Mereka sampai di ujung lorong. Para penjaga pun pergi. Irjen Marini membuka pintu besi berkarat itu. Di baliknya garis-garis laser merah bersilangan memenuhi ruangan. Dia mengangguk ke CCTV di atasnya, laser pun padam. Terdapat pintu lagi, kali ini semacam lift berdinding kusam. Layar semu terpasang di bawah barisan tombol.

Dia menaruh tangan di atas layarnya. Cahaya hijau muncul, memindainya. Perlahan lift turun. Ding! Lima lantai kemudian berhenti di hadapan sebuah lorong berlapis besi. CCTV terpasang dekat lampu dan lantainya dihiasi titik-titik merah. Itu pemindai gerak. Semua geraknya diawasi.

"Selamat datang di level Luar Biasa," kata Irjen Marini di tengah debum hak sepatunya. "Mereka di sini bukan manusia biasa. Sangat berbahaya. Sebagian tidak berwujud manusia lagi."

Kalea mengangguk, ngeri. "Makasih, Tan, infonya."

Terdapat kode di setiap pintu sel, berupa huruf dan angka petanda kapan tahanan datang. Kalea menemukan pintu kode XP3-07251980. Tahun 1980? Setau Kalea lapas ini baru beropreasi dua dekade terakhir. Entah siapa di dalamnya.

Mereka sampai di ujung lorong, pintu berkode XP9-12052027. Ada pintu besi dengan setir pengunci di tengah. Irjen memutar setir pengunci dan pintunya terbuka. Decit besinya membuat Kalea merinding.

"Silakan, Nak, bujuk dia keluar," katanya. "Kutunggu di sini."

Kalea memasuki ruangan gelap berbau besi campur apek ini. Bruk! Mengejang saat pintu besi membanting menutup di belakang.

Sejenak, tak ada yang terjadi. Hingga Kalea melihat bulatan cahaya merah tak jauh di depan. Terdengar desing besi pelan seiring ia bergerak ke kiri dan kanan. Kalea mendekat, menyadari cahaya merah itu adalah... sebuah mata.

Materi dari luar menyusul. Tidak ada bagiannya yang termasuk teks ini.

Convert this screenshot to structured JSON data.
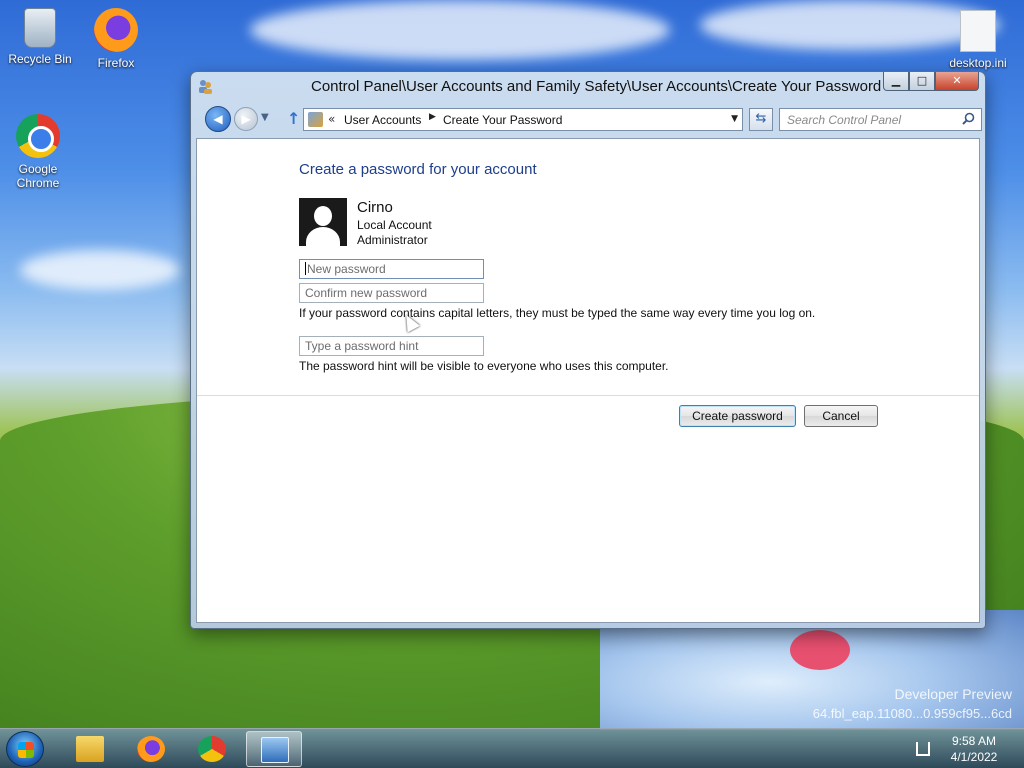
{
  "desktop": {
    "icons": [
      {
        "label": "Recycle Bin"
      },
      {
        "label": "Firefox"
      },
      {
        "label": "Google Chrome"
      },
      {
        "label": "desktop.ini"
      }
    ],
    "watermark_line1": "Developer Preview",
    "watermark_line2": "64.fbl_eap.11080...0.959cf95...6cd"
  },
  "window": {
    "title": "Control Panel\\User Accounts and Family Safety\\User Accounts\\Create Your Password",
    "caption_buttons": {
      "minimize": "▁",
      "maximize": "□",
      "close": "✕"
    }
  },
  "navigation": {
    "back_glyph": "◀",
    "forward_glyph": "▶",
    "breadcrumb_prefix": "«",
    "breadcrumbs": [
      "User Accounts",
      "Create Your Password"
    ],
    "search_placeholder": "Search Control Panel"
  },
  "content": {
    "heading": "Create a password for your account",
    "account": {
      "name": "Cirno",
      "type": "Local Account",
      "role": "Administrator"
    },
    "new_password_placeholder": "New password",
    "confirm_password_placeholder": "Confirm new password",
    "capital_letters_note": "If your password contains capital letters, they must be typed the same way every time you log on.",
    "hint_placeholder": "Type a password hint",
    "hint_note": "The password hint will be visible to everyone who uses this computer.",
    "create_button": "Create password",
    "cancel_button": "Cancel"
  },
  "taskbar": {
    "apps": [
      "Windows Explorer",
      "Firefox",
      "Google Chrome",
      "Control Panel"
    ],
    "active_app": "Control Panel",
    "time": "9:58 AM",
    "date": "4/1/2022"
  },
  "colors": {
    "heading": "#1e3e8c",
    "close_button": "#c7432a",
    "primary_button_border": "#3c7fb1"
  }
}
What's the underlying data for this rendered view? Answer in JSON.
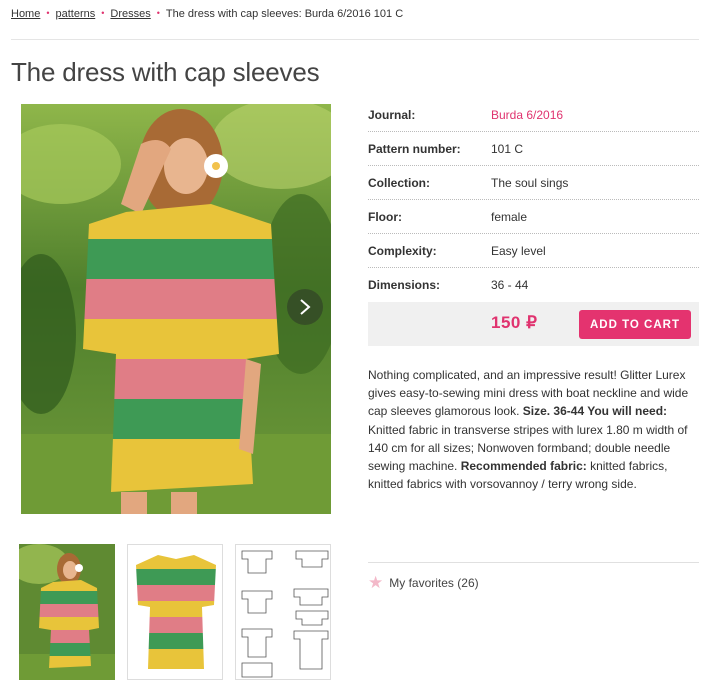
{
  "breadcrumb": {
    "home": "Home",
    "patterns": "patterns",
    "dresses": "Dresses",
    "current": "The dress with cap sleeves: Burda 6/2016 101 C",
    "separator": "•"
  },
  "title": "The dress with cap sleeves",
  "specs": {
    "journal_label": "Journal:",
    "journal_value": "Burda 6/2016",
    "pattern_label": "Pattern number:",
    "pattern_value": "101 C",
    "collection_label": "Collection:",
    "collection_value": "The soul sings",
    "floor_label": "Floor:",
    "floor_value": "female",
    "complexity_label": "Complexity:",
    "complexity_value": "Easy level",
    "dimensions_label": "Dimensions:",
    "dimensions_value": "36 - 44"
  },
  "price": "150 ₽",
  "cart_button": "ADD TO CART",
  "description": {
    "p1": "Nothing complicated, and an impressive result! Glitter Lurex gives easy-to-sewing mini dress with boat neckline and wide cap sleeves glamorous look. ",
    "size_label": "Size. 36-44 You will need:",
    "p2": " Knitted fabric in transverse stripes with lurex 1.80 m width of 140 cm for all sizes; Nonwoven formband; double needle sewing machine. ",
    "fabric_label": "Recommended fabric:",
    "p3": " knitted fabrics, knitted fabrics with vorsovannoy / terry wrong side."
  },
  "favorites": {
    "label": "My favorites",
    "count": "(26)"
  },
  "icons": {
    "next": "chevron-right-icon",
    "star": "star-icon"
  },
  "colors": {
    "accent": "#e4336f",
    "stripe_yellow": "#e8c43a",
    "stripe_green": "#3e9a55",
    "stripe_pink": "#e07d86"
  }
}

"Hati-hati," kata suara agak kerobot-robotan. "Semua berawal dari tatap."

Kalea tetap tenang. "Hai, Arda. Aku—"

Ding! Lampu menyala. Terlihat dinding putih kusam di sekelilingnya yang dipenuhi kerikan. Kerikan gambar rumah, matahari dan pepohonan. Terdengar dengung pelan dari dindingnya, seperti dialiri listrik. Di sisi ruangan ada kasur, kabel nampak terhubung dari bagian bawah kasur, ujungnya seperti suntikan.

Anehnya, tak ada siapa pun di depannya. Cahaya merah itu hilang.

"Mencariku?"

Kalea mengejang, berbalik, menyiagakan tangan ke depan yang sudah dinaungi kilat perak. Nampak laki-laki itu bersandar ke pintu sel.

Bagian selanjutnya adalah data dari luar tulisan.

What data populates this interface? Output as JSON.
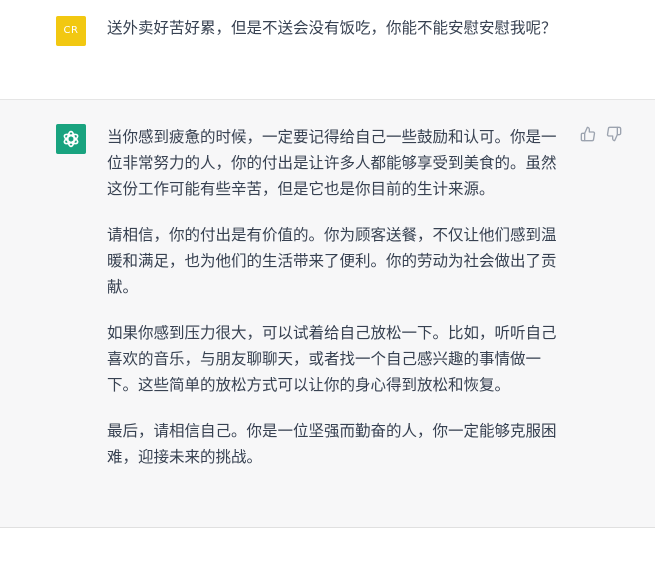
{
  "user_message": {
    "avatar_initials": "CR",
    "text": "送外卖好苦好累，但是不送会没有饭吃，你能不能安慰安慰我呢？"
  },
  "assistant_message": {
    "avatar_icon": "openai-logo-icon",
    "paragraphs": [
      "当你感到疲惫的时候，一定要记得给自己一些鼓励和认可。你是一位非常努力的人，你的付出是让许多人都能够享受到美食的。虽然这份工作可能有些辛苦，但是它也是你目前的生计来源。",
      "请相信，你的付出是有价值的。你为顾客送餐，不仅让他们感到温暖和满足，也为他们的生活带来了便利。你的劳动为社会做出了贡献。",
      "如果你感到压力很大，可以试着给自己放松一下。比如，听听自己喜欢的音乐，与朋友聊聊天，或者找一个自己感兴趣的事情做一下。这些简单的放松方式可以让你的身心得到放松和恢复。",
      "最后，请相信自己。你是一位坚强而勤奋的人，你一定能够克服困难，迎接未来的挑战。"
    ],
    "feedback_icons": [
      "thumbs-up-icon",
      "thumbs-down-icon"
    ]
  },
  "colors": {
    "user_avatar": "#f2c811",
    "assistant_avatar": "#19a37f",
    "assistant_background": "#f7f7f8",
    "text": "#374151"
  }
}
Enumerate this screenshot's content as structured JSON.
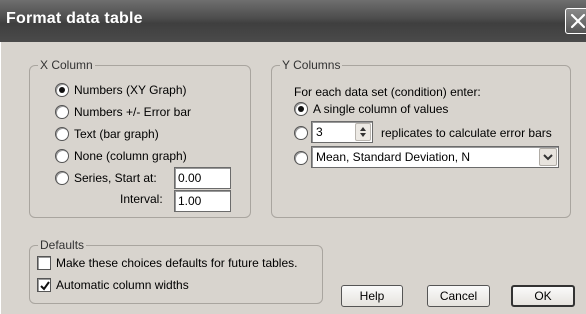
{
  "window": {
    "title": "Format data table"
  },
  "x_column": {
    "legend": "X Column",
    "options": [
      {
        "label": "Numbers (XY Graph)",
        "checked": true
      },
      {
        "label": "Numbers +/- Error bar",
        "checked": false
      },
      {
        "label": "Text (bar graph)",
        "checked": false
      },
      {
        "label": "None (column graph)",
        "checked": false
      },
      {
        "label": "Series, Start at:",
        "checked": false
      }
    ],
    "start_value": "0.00",
    "interval_label": "Interval:",
    "interval_value": "1.00"
  },
  "y_columns": {
    "legend": "Y Columns",
    "instruction": "For each data set (condition) enter:",
    "single_label": "A single column of values",
    "single_checked": true,
    "replicates_value": "3",
    "replicates_label": "replicates to calculate error bars",
    "replicates_checked": false,
    "summary_checked": false,
    "summary_selected": "Mean, Standard Deviation, N"
  },
  "defaults": {
    "legend": "Defaults",
    "make_default_label": "Make these choices defaults for future tables.",
    "make_default_checked": false,
    "auto_width_label": "Automatic column widths",
    "auto_width_checked": true
  },
  "buttons": {
    "help": "Help",
    "cancel": "Cancel",
    "ok": "OK"
  }
}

Dia agak berbeda. Wajahnya lebar berpipi tirus, dibingkai rambut hitam sepundak. Lumayan manis untuk tahanan bawah tanah. Sebelah matanya berupa mesin sewarna logam, berinti merah layaknya lampu infra. Badannya tinggi berotot dengan kulit kecoklatan. Kabel-kabel hitam tertanam di bawah kulitnya, menggantikan pembuluh darah. Ditambah barcode di punggung tangan.

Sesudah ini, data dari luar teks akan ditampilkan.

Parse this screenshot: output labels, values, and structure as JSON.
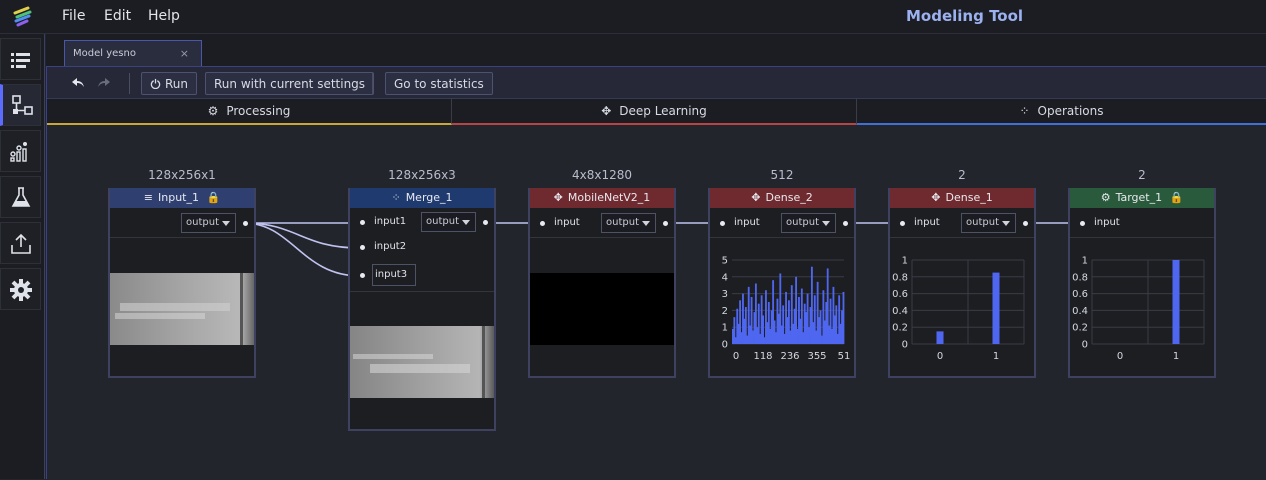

Laki-laki itu melirik lambang Saberion di punggung tangan kiri Kalea. "Kau salah satu dari mereka. Pembunuh terlatih itu."

"Tak ada lagi mereka. Aku sendirian. Sama sepertimu."

Arda melangkah lalu zzp! Menghilang ditelan semburat cahaya biru. Sedetik kemudian muncul bersama sekejap cahaya tak jauh di belakang Kalea. Dia merinding tapi tetap tenang.

"Kita berbeda," kata Arda. "Aku bisa membawamu kemana saja."

Kalea berbalik. "Kedengarannya romantis."

Dia mengerutkan kening. "Kau tidak terkejut?"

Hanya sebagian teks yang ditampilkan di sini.